Per alcuni, infatti, quello che è interessante è proprio il processo, non il suo fine ideologico, nel processo c’è già un significato rivoluzionario dirompente. Questo processo che ha liberato energie, che ha messo in comunicazione e in relazione alcune persone con delle altre, che ha fatto risorgere il “desiderio” e la “speranza” (qui chiamata ilusión, che significa desiderio che qualcosa succeda) di poterci finalmente essere, di contare e di poter contribuire a un cambiamento in prima persona. Non più anonimi individui atomizzati, preda di un ingranaggio individualista ma cittadini capaci di rivendicare un qualcos’altro che ti rende più umano.

Volevo fare un’intervista che mi è stata ripetutamente negata in nome dell’orizzontalità del movimento e dunque dell’assenza di portavoce ufficiali.
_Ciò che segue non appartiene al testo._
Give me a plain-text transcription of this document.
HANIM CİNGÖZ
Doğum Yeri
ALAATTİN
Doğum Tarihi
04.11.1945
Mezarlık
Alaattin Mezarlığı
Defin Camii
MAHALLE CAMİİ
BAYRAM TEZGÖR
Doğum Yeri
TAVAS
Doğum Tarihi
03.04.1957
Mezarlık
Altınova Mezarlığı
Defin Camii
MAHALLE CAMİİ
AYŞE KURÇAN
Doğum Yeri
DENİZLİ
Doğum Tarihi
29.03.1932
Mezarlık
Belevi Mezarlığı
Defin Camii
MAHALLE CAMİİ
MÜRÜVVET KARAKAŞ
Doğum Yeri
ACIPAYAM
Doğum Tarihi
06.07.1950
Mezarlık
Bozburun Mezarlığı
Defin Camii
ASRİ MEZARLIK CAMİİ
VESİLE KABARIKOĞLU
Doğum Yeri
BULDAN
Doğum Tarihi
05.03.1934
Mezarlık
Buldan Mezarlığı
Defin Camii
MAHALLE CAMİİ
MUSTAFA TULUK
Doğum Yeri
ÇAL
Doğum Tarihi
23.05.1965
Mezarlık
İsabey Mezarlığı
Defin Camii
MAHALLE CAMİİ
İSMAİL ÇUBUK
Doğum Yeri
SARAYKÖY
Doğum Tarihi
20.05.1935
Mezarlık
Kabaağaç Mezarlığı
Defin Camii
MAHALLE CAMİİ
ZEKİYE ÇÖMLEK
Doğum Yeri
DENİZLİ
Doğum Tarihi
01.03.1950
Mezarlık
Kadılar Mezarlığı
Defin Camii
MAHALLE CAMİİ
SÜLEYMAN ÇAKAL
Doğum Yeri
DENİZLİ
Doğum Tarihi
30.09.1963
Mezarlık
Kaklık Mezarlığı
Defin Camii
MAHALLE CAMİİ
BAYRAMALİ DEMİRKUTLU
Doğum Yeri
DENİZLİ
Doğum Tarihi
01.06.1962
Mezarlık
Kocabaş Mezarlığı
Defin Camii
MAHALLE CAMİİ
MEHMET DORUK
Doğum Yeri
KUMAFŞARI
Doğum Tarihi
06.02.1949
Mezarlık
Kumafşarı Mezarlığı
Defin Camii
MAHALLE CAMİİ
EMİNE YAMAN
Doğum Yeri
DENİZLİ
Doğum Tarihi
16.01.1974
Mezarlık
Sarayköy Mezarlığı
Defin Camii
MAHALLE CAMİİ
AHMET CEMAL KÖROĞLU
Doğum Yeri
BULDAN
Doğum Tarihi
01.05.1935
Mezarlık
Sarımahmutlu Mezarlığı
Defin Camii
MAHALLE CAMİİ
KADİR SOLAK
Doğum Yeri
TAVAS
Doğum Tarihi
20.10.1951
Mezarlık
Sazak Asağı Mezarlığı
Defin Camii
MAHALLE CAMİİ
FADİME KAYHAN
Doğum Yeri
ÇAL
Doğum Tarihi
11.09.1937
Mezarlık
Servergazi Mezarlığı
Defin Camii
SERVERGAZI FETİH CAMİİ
Mi è stato quindi suggerito di partecipare all’assemblea. Finora ero stata in piazza, avevo letto gli striscioni, avevo preso con me i volantini, ma non mi ero tuffata per 3 ore in un’assemblea. Stare dentro l’assemblea mi ha fatto capire qual è la novità di questo movimento, quali sono i suoi tratti distintivi. Che, come vi ho già detto, non credo vadano ricercati in elaborazioni teorico-politiche mature, ma in questo modo diverso di affermare la volontà di stare dentro la storia, non più oggetti ma soggetti.

Uno vale uno o si tratta solo di utopia?